While the Biden administration would neither confirm nor deny whether sanctions on the region are still under consideration, a spokesperson for the Department of Commerce said it will “continue to aggressively use export controls to hold governments, companies and individuals accountable” for human rights abuses, including forced labor, in Xinjiang.
Effectiveness of the controls
Bennett Freeman, who serves on the steering committee for the Coalition to End Forced Labour in the Uyghur Region and previously worked on human rights and labor in the Clinton State Department, said forced labor -- and especially the alleged abuses in Xinjiang -- has gained new attention in the last 18 to 24 months, “almost out of nowhere.”
That focus both from the public and the Biden administration means that U.S. solar companies and others targeted by enforcement actions are likely to fall in line.
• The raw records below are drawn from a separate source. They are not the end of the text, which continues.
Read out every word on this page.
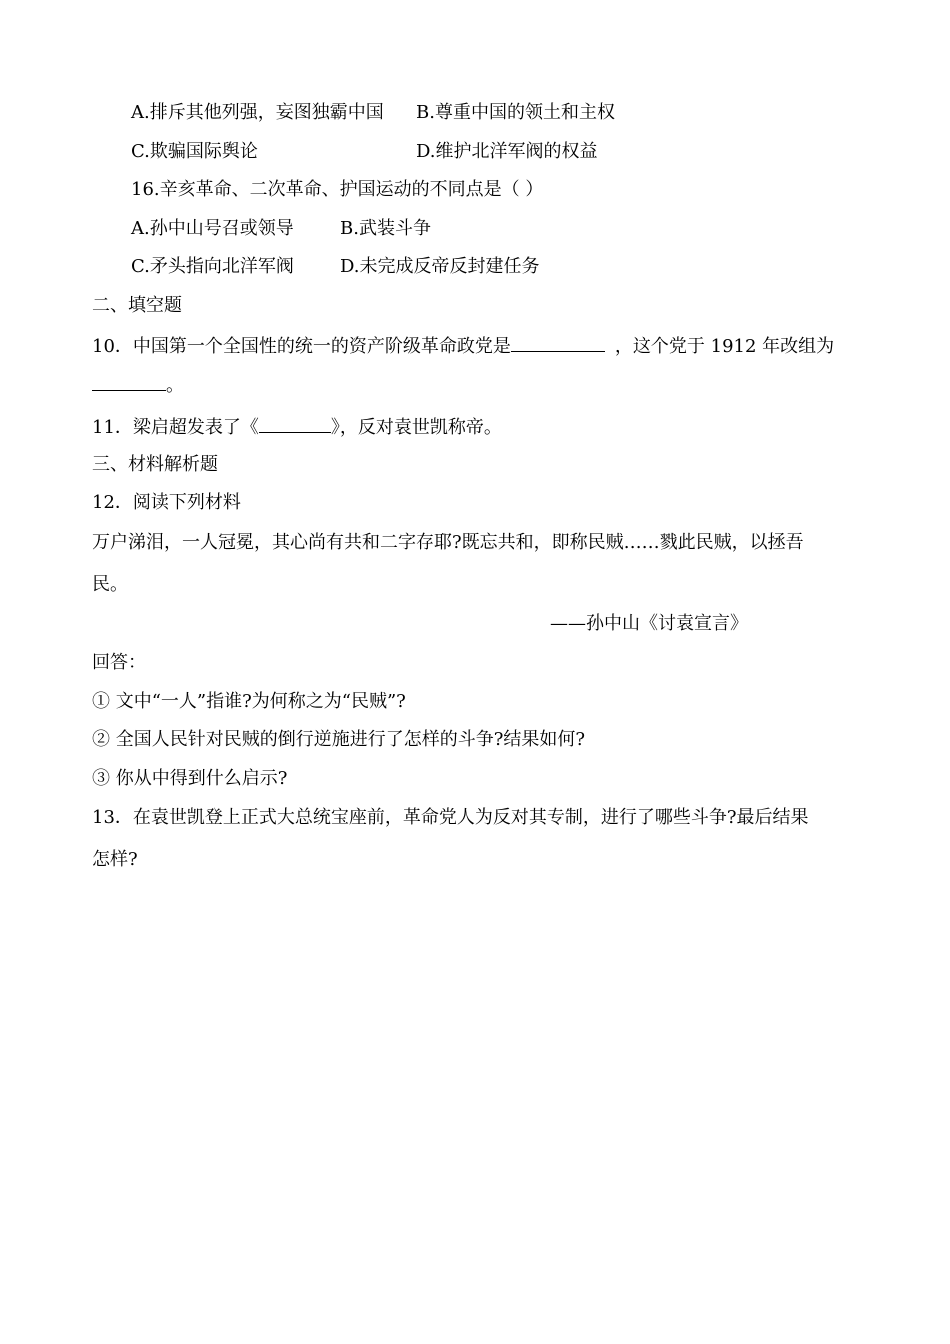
A.排斥其他列强，妄图独霸中国 B.尊重中国的领土和主权
C.欺骗国际舆论	D.维护北洋军阀的权益
16.辛亥革命、二次革命、护国运动的不同点是（ ）
A.孙中山号召或领导	B.武装斗争
C.矛头指向北洋军阀	D.未完成反帝反封建任务
二、填空题
10．中国第一个全国性的统一的资产阶级革命政党是	，这个党于 1912 年改组为
。
11．梁启超发表了《	》，反对袁世凯称帝。
三、材料解析题
12．阅读下列材料
万户涕泪，一人冠冕，其心尚有共和二字存耶?既忘共和，即称民贼……戮此民贼，以拯吾
民。
——孙中山《讨袁宣言》
回答：
① 文中“一人”指谁?为何称之为“民贼”?
② 全国人民针对民贼的倒行逆施进行了怎样的斗争?结果如何?
③ 你从中得到什么启示?
13．在袁世凯登上正式大总统宝座前，革命党人为反对其专制，进行了哪些斗争?最后结果
怎样?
But whether companies based elsewhere do as well is an open question; Hopper said that the supply chain impacts on the U.S. industry could be more dramatic if other countries take similar enforcement actions, presumably because more solar companies will be in competition for the limited non-Xinjiang sources of polysilicon.
A seminal report from Sheffield Hallam University, released earlier this year, found that Uyghur forced labor has ripple effects throughout international supply chains, and listed 90 Chinese and international companies whose operations are connected.
A CBP spokesperson said the agency is actively collaborating with U.S. allies on prohibiting the import of goods produced using forced labor, including silica-based products. And it is working with Canada and Mexico to implement U.S.-Mexico-Canada Agreement provisions against forced labor, as well as with the other Group of Seven members to make good on a June 13 communiqué to eliminate forced labor from global supply chains.
Freeman said the United Kingdom and Canada would be the most likely countries to follow the United States’ lead on more stringent enforcement actions given the countries’ postures on Xinjiang so far, while the European Union and Japan have so far taken less aggressive stances. While the action taken by the United States has been “significant,” incentivizing changes in China’s labor practices would be very difficult without global buy-in, he said.
For SEIA, keeping tabs on how the industry at large has responded to the exclusion of Xinjiang from its supply chains will be top of mind going forward, and the group is planning to make public a “look-back” assessment on that progress around mid-December.